Трифон Борисыч напрасно сожалел Митю: он тогда у него сам с полдюжины бутылок шампанского утаил, а под столом сторублевую бумажку поднял и зажал себе в кулак. Так и осталась она у него в кулаке.

– Трифон Борисыч, растряс я тогда не одну здесь тысячку. Помнишь?

– Растрясли, голубчик, как вас не вспомнить, три тысячки у нас небось оставили.

– Ну, так и теперь с тем приехал, видишь?

И он вынул и поднес к самому носу хозяина свою пачку кредиток.

– Теперь слушай и понимай: через час вино придет, закуски, пироги и конфеты – все тотчас же туда наверх. Этот ящик, что у Андрея, туда тоже сейчас наверх, раскрыть и тотчас же шампанское подавать… А главное – девок, девок, и Марью чтобы непременно…

Он повернулся к телеге и вытащил из-под сиденья свой ящик с пистолетами.

– Расчет, Андрей, принимай! Вот тебе пятнадцать рублей за тройку, а вот пятьдесят на водку… за готовность, за любовь твою… Помни барина Карамазова!

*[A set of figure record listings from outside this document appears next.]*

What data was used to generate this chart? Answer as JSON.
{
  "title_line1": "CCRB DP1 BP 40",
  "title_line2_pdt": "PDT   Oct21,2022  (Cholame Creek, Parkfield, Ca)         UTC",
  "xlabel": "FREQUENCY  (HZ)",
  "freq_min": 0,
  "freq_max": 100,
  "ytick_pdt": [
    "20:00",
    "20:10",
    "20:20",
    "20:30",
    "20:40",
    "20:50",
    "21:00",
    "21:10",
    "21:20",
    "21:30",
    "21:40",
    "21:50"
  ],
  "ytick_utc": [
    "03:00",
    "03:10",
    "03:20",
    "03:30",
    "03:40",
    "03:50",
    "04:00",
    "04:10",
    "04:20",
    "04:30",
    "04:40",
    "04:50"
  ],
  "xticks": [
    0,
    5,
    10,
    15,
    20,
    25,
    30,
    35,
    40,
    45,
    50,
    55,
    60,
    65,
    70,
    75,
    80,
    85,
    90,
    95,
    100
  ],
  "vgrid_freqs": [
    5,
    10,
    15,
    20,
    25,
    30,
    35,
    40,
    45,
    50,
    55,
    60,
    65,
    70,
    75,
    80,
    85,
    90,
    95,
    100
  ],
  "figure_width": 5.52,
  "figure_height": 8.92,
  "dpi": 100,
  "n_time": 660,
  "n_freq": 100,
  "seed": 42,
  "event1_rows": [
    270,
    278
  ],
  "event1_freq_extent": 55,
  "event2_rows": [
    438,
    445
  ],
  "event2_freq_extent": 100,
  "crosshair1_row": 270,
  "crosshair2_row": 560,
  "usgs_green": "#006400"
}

– Боюсь я, барин… – заколебался Андрей, – пять рублей на чай пожалуйте, а больше не приму. Трифон Борисыч свидетелем. Уж простите глупое слово мое…

– Чего боишься, – обмерил его взглядом Митя, – ну и черт с тобой, коли так! – крикнул он, бросая ему пять рублей. – Теперь, Трифон Борисыч, проводи меня тихо и дай мне на них на всех перво-наперво глазком глянуть, так чтоб они меня не заметили. Где они там, в голубой комнате?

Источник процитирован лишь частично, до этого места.